Clive snuck aboard up the loading ramp, weaving between crates while dockworkers argued about football. The ship's belly was vast — rows of containers stacked like building blocks, the air thick with salt and diesel.

He found a spot behind a crate marked "FRAGILE: DO NOT DROP" and settled in. For about three minutes, it was peaceful.

"Did you hear that?" A voice. Close.

Clive pressed himself flat against the crate, trying to become one with the cardboard.

"Probably rats."

"That's a big rat."

Footsteps. Getting closer. A torch beam swept across the floor, and Clive made a decision that was less "strategic" and more "blind panic." He bolted.

"IT'S A SHEEP!"

Clive tore through the cargo hold, hooves clanging on metal, crates blurring past on either side. The crew chased him, shouting things that were mostly questions and partly swear words. He ducked under a pipe, skidded around a corner, and found himself in a control room.

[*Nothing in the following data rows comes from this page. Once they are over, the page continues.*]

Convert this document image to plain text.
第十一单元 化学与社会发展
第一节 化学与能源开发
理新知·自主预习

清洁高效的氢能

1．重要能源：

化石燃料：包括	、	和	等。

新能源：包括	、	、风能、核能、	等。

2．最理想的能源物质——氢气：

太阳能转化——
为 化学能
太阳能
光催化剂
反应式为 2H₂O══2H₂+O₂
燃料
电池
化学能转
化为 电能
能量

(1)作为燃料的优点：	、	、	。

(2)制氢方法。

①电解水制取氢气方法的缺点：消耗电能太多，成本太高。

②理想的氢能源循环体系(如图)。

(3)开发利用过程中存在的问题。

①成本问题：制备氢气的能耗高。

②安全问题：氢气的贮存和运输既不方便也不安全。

He slammed the door. Locked it. Stood there panting, surrounded by buttons and levers and the gentle hum of machinery.

And there it was. A big red lever. "DO NOT PULL" written above it in letters that practically dared you.

"Don't," Clive told himself.

He pulled it.

The ship's horn went off — not a polite toot, but a full, earth-shaking BWAAAAAAH that vibrated Clive's eyeballs. And then, from every corner of the cargo hold, animals started screaming.

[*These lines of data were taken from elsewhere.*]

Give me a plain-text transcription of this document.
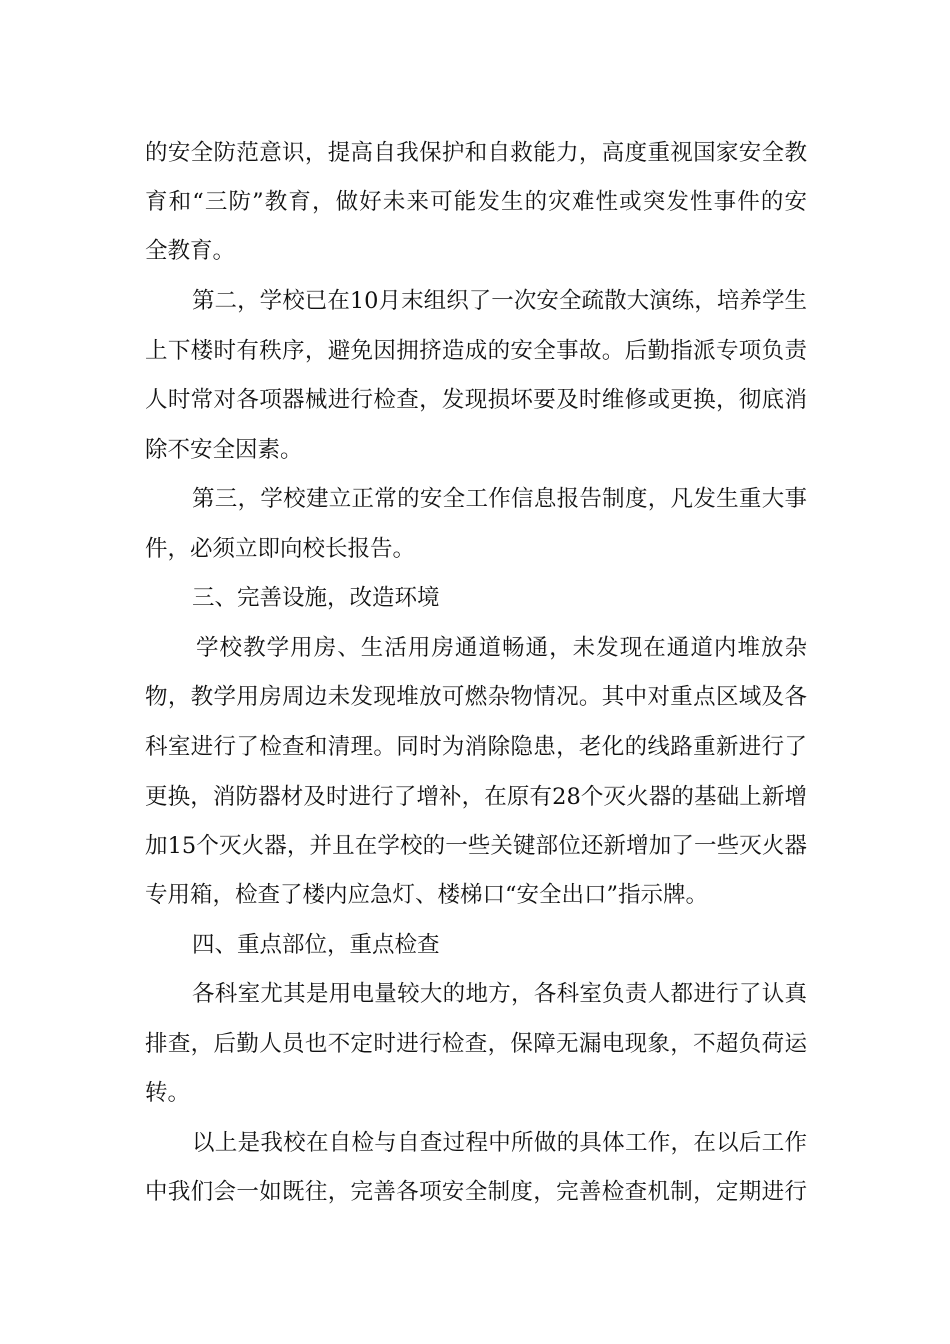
的安全防范意识，提高自我保护和自救能力，高度重视国家安全教
育和“三防”教育，做好未来可能发生的灾难性或突发性事件的安
全教育。
第二，学校已在10月末组织了一次安全疏散大演练，培养学生
上下楼时有秩序，避免因拥挤造成的安全事故。后勤指派专项负责
人时常对各项器械进行检查，发现损坏要及时维修或更换，彻底消
除不安全因素。
第三，学校建立正常的安全工作信息报告制度，凡发生重大事
件，必须立即向校长报告。
三、完善设施，改造环境
学校教学用房、生活用房通道畅通，未发现在通道内堆放杂
物，教学用房周边未发现堆放可燃杂物情况。其中对重点区域及各
科室进行了检查和清理。同时为消除隐患，老化的线路重新进行了
更换，消防器材及时进行了增补，在原有28个灭火器的基础上新增
加15个灭火器，并且在学校的一些关键部位还新增加了一些灭火器
专用箱，检查了楼内应急灯、楼梯口“安全出口”指示牌。
四、重点部位，重点检查
各科室尤其是用电量较大的地方，各科室负责人都进行了认真
排查，后勤人员也不定时进行检查，保障无漏电现象，不超负荷运
转。
以上是我校在自检与自查过程中所做的具体工作，在以后工作
中我们会一如既往，完善各项安全制度，完善检查机制，定期进行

Turns out Clive wasn't the only stowaway. The horn flushed them all out — monkeys, goats, parrots, a zebra that looked personally betrayed by the noise, and a penguin that waddled past Clive's door carrying a bread roll like it was the most normal thing in the world.

The ship descended into pandemonium. Crew members were diving behind crates. A goat headbutted a container open and coconuts rolled everywhere. A parrot circled overhead screaming "ABANDON SHIP!" on repeat, which wasn't helping anyone's nerves.

Clive spotted his exit: a lifeboat, hanging off the side of the ship, swaying gently like it was waiting for him.

He sprinted. Dodged the goat. Hurdled a coconut. Reached the lifeboat and threw himself in, fumbling with the release mechanism while the ship behind him sounded like a zoo during an earthquake.

The lifeboat dropped. Hit the water with a slap that soaked Clive to the bone. He grabbed the oars — or tried to, hooves aren't great for grabbing — and paddled away from the chaos.

Behind him, the ship's horn was still blaring. Animals were visible on deck, running in circles. A crew member was trying to catch the penguin, who was not cooperating.

Clive floated into the darkness, dripping and exhausted, watching the ship shrink against the horizon.

"Well," he said to the ocean, "that could've been worse."

The ocean didn't answer. It just carried him forward, into whatever came next.